Arnavutköy’ün Balat’tan farkı ne? İkisi de tarihi evlerle
bezeli, ikisi de deniz kıyısındaki bu semtlerden birincisi varlıklı
insanların yaşadığı bir Boğaz semti. Diğeri ise Haliç’in kıyısında
unutulmuş bir mahalle. Dolayısıyla sokakları deniz kokan
Arnavutköy’ün eski yapıları çoğunlukla şıkır şıkır yenilenmiş,
pırıl pırıl boyanmıştır. Balat ise çöktü çökecek binaların, çatlak
cumbaların, kimi terk edilmiş, pek çoğunda yoksulların yaşadığı
binaların rutubet ve soba dumanı kokan semti... Ama nedense
insanlar sokaklarında gezip fotoğraflar çekmek için gitmezler
Arnavutköy’e. O güzel binaların arasında hayran hayran dolaşan pek
kimseye rastlamazsınız. Oysa Balat’ta tam tersi söz konusudur; her
kapının önü bir fotoğraf seti, her sokak bir Instagram fenomenidir.

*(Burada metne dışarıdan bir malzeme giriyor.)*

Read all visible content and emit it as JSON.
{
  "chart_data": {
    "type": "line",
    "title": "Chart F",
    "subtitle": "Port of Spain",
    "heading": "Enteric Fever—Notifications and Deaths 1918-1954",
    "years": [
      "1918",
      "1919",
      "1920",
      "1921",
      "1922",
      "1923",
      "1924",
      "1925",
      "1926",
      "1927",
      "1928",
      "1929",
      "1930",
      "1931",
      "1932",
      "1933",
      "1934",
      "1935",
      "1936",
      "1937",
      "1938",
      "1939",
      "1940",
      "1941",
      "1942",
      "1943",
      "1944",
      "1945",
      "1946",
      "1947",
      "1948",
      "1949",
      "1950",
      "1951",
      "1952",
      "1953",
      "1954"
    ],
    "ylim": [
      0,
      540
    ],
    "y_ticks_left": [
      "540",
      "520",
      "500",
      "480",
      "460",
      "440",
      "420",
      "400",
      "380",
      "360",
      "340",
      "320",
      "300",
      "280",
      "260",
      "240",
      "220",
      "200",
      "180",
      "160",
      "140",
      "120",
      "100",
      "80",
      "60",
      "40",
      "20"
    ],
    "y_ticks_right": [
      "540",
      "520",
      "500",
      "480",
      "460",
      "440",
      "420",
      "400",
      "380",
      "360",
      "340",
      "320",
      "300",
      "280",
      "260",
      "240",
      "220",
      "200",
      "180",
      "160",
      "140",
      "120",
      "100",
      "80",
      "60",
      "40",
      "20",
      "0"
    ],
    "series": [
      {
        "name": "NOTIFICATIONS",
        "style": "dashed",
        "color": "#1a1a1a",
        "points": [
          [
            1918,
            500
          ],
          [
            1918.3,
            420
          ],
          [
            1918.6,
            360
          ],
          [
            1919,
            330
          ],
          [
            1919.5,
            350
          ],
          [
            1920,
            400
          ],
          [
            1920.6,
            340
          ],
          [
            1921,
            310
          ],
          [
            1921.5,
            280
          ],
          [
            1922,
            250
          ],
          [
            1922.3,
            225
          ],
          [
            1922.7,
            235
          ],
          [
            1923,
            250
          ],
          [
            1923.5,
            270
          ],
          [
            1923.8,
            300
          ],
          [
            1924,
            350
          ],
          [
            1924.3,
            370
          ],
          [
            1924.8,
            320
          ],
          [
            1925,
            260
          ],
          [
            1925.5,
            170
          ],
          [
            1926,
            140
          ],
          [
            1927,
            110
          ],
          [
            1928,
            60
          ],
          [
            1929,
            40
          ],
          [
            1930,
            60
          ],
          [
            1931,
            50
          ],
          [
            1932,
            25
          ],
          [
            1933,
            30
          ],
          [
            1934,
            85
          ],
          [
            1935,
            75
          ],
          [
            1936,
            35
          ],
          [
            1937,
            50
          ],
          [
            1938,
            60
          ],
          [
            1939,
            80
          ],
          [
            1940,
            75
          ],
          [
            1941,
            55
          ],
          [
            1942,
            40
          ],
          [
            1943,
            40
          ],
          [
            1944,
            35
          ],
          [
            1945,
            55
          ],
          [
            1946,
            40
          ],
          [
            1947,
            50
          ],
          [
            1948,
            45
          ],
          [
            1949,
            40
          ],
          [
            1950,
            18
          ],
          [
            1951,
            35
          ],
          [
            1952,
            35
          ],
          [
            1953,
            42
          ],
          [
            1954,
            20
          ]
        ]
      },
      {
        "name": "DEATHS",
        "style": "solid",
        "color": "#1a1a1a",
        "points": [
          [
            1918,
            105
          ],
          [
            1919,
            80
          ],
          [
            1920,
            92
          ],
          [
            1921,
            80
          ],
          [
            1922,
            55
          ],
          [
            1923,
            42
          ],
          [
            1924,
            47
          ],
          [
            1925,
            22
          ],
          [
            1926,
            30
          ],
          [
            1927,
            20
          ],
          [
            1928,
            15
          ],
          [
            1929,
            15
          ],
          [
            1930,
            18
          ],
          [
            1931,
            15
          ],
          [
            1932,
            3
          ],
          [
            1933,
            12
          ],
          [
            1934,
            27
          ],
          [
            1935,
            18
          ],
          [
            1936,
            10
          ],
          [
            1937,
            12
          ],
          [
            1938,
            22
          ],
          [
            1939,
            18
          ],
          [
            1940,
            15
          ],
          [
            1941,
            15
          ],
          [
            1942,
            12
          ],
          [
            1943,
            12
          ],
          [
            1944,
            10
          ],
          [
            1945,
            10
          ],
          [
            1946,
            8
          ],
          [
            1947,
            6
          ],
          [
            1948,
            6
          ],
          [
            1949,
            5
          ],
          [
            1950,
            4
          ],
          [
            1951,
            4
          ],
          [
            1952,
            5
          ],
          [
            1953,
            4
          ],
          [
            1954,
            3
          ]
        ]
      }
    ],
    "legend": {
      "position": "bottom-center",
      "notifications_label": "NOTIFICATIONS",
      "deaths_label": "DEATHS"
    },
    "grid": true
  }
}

Çünkü insanlar Balat’ta geçmişin ayrılmaz parçası olan hüznü
tadarlar. O eski binalar, eski sahiplerinin hikayelerini anlatmaya
hazır gibidir. Belli ki çoktan çekip gitmiş, yaşadığı yeri terk
etmiş ya da evini yenileyip parlatacak gücü kalmamış insanların
buruk hikayeleri gezinir sokaklarında. Bütün o tarihi yapılar, bir
gün olur da hakkıyla yenilenirse, acaba yine her hafta sonu
insanlarla dolup taşar m Balat sokakları? Arnavutköy gibi pırıl
pırıl olmuş bir Balat, eskinin kokusunu, çatlaklarını kaybettiğinde
büyük ihtimalle onu merakla izleyen insanları da kaybedecek.

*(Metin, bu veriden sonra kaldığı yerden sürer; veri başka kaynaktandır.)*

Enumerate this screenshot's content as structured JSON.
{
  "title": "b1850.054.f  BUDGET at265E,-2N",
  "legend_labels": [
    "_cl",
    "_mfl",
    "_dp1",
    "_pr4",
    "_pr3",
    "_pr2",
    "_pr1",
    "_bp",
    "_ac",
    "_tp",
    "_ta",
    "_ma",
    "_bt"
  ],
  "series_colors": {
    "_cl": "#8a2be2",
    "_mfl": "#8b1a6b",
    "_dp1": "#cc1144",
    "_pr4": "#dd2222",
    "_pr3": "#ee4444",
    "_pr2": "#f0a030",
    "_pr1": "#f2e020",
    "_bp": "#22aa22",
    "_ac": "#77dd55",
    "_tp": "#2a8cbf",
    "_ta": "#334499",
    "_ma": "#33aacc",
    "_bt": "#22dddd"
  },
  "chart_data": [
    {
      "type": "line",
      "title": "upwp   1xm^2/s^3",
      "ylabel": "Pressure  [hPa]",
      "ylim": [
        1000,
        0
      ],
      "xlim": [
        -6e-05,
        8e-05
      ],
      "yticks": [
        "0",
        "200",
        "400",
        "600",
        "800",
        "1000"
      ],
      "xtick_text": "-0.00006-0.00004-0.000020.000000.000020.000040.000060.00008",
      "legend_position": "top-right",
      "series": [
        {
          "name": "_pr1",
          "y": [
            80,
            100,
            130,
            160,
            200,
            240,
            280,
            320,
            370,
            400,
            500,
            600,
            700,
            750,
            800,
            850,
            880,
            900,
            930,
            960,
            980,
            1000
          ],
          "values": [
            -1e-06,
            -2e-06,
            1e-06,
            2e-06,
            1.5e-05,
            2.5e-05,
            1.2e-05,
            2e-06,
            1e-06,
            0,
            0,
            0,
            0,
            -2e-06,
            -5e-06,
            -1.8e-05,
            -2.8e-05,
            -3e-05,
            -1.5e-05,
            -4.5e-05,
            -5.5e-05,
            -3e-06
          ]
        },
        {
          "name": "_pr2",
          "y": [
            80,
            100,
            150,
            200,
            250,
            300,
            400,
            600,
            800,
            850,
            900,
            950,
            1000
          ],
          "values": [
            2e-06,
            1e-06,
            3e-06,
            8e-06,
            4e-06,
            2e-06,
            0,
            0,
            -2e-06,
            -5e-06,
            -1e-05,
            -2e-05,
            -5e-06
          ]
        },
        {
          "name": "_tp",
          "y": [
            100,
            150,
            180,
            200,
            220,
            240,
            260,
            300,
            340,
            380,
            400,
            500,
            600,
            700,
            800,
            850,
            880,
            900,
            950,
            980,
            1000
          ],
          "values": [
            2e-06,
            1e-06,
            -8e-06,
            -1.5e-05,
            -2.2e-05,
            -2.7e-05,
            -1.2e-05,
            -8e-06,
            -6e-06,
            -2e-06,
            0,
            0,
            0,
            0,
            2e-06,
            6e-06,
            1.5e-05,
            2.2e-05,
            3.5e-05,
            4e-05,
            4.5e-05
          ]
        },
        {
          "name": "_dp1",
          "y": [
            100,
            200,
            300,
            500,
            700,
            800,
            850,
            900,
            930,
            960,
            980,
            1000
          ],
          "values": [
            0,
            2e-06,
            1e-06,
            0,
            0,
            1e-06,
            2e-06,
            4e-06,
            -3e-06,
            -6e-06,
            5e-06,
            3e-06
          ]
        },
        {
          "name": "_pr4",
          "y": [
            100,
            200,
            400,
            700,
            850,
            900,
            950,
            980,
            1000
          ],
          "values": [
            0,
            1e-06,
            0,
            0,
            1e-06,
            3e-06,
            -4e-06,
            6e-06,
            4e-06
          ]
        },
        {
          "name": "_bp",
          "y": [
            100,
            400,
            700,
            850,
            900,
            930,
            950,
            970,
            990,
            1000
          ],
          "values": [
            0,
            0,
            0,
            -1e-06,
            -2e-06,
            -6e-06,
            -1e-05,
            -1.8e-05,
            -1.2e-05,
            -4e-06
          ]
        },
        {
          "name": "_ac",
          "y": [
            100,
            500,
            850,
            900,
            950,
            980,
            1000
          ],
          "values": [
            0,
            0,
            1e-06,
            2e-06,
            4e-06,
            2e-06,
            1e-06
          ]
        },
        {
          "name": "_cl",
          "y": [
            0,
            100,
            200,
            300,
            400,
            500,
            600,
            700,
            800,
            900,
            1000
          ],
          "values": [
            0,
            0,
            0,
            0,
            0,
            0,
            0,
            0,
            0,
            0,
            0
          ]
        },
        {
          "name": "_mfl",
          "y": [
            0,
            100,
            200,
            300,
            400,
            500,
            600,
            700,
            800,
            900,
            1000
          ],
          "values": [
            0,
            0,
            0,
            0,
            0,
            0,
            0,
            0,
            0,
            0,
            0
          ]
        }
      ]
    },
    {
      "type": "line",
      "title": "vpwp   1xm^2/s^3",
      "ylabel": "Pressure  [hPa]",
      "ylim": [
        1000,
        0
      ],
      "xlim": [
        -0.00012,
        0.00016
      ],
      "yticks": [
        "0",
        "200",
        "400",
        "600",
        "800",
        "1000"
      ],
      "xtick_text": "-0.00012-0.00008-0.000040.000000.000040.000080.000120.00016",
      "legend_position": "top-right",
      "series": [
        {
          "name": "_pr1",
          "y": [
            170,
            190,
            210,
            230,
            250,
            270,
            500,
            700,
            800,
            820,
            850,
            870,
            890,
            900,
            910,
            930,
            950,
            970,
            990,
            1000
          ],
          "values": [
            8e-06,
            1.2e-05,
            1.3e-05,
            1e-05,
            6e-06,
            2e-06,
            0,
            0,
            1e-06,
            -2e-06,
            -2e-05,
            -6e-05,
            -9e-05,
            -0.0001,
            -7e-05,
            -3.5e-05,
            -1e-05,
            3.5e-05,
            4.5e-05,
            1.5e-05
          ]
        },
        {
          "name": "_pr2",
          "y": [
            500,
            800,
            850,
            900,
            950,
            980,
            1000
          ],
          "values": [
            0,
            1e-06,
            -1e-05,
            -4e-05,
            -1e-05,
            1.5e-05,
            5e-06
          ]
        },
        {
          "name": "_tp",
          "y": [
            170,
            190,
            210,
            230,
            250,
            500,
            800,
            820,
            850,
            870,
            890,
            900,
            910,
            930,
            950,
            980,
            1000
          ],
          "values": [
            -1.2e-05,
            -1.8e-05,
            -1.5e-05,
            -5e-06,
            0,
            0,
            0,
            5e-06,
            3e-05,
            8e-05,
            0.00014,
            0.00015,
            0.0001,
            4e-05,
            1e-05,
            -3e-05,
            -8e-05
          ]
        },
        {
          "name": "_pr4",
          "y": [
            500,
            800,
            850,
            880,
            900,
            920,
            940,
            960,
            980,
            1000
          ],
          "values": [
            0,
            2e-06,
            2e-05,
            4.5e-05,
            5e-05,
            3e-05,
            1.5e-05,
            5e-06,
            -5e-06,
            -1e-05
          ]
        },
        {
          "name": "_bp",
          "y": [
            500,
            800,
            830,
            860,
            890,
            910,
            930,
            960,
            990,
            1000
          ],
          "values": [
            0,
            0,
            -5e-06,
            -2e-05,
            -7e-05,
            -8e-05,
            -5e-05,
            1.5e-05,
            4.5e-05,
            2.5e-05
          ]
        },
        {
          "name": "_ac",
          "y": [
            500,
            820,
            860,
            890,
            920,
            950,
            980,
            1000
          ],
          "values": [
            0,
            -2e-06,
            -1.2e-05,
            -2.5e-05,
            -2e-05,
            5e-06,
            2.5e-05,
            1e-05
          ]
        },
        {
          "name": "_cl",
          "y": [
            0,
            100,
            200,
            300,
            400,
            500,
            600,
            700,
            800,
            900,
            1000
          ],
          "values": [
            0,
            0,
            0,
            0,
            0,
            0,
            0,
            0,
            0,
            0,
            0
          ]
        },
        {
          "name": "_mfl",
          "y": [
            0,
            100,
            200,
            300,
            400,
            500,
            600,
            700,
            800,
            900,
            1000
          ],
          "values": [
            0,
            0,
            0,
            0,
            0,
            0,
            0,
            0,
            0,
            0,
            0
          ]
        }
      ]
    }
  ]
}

Arnavutköy’deki arkadaşımın geçenlerde bir gün kapısını yaşlı
bir adam çalmış. Yeni Zelanda’dan büyüdüğü mahalleyi görmeye
gelmiş; doğduğu evi bir kere daha görmek istemiş. İnsanın 70 yıl
sonra doğduğu evi bulabilmesi, içinde gezinmesi, ne büyük nimet.
Hele Türkiye’de. Eski yapıları korumanın değerini böyle hatıralar
bize yine yeniden gösteriyor. Tabii arkadaşımın neredeyse mükemmel
restore edilmiş ahşap binasında, banyo fayanslarının tepesine
düşmesi sonucu yaralanmış olması; bu tatlı hikayenin en garip
detayı. Çünkü aslında ‘restorasyon’ meselesiyle ilgili bir başka
şeyi hatırlatıyor bize. Doğru işçi, akılcı ev sahibi meselesi.
Ahşap duvarlara büyük granit levhaları harçla yapıştırabileceğini
düşünen günümüz ustası ve ondan bunu isteyen ev sahibi, böyle bir
yapının ruhundan aslında ne kadar da uzak. Eski bir yapıda modern
apartmanlardaki gibi bir banyo oluşturmaya çalışmak nasıl da boşuna
bir çaba. O eski binada sosyal statünüz ne olursa olsun farklı bir
yaşantı sürmeniz, bunu kabul etmeniz ve bundan zevk alabilmeniz
gerekiyor. Korumanın esas bedeli bu.
Aslında İstanbul’un ahşap yapıları eskisinden daha şanslı gibi
görünüyor son zamanlarda. Çoğunun yerini apartmanlara terk ettiği
50’li 60’lı yıllar çok geride kaldı. Sonra güya koruyan berbat
restorasyonlar dönemi gelmişti. Her eski mahallede en az bir tane
vardır. Yıkılıp yerine betonarme bir bina yapılan, cumbalı cephesi
ise ahşapla bile değil, ahşap görünümlü plastik profillerle
kaplanan binalar… Şimdilerde kentin terk edilmiş son ahşap
evlerinin hiç değilse aynı şekilde yenilendiğini görebiliyoruz.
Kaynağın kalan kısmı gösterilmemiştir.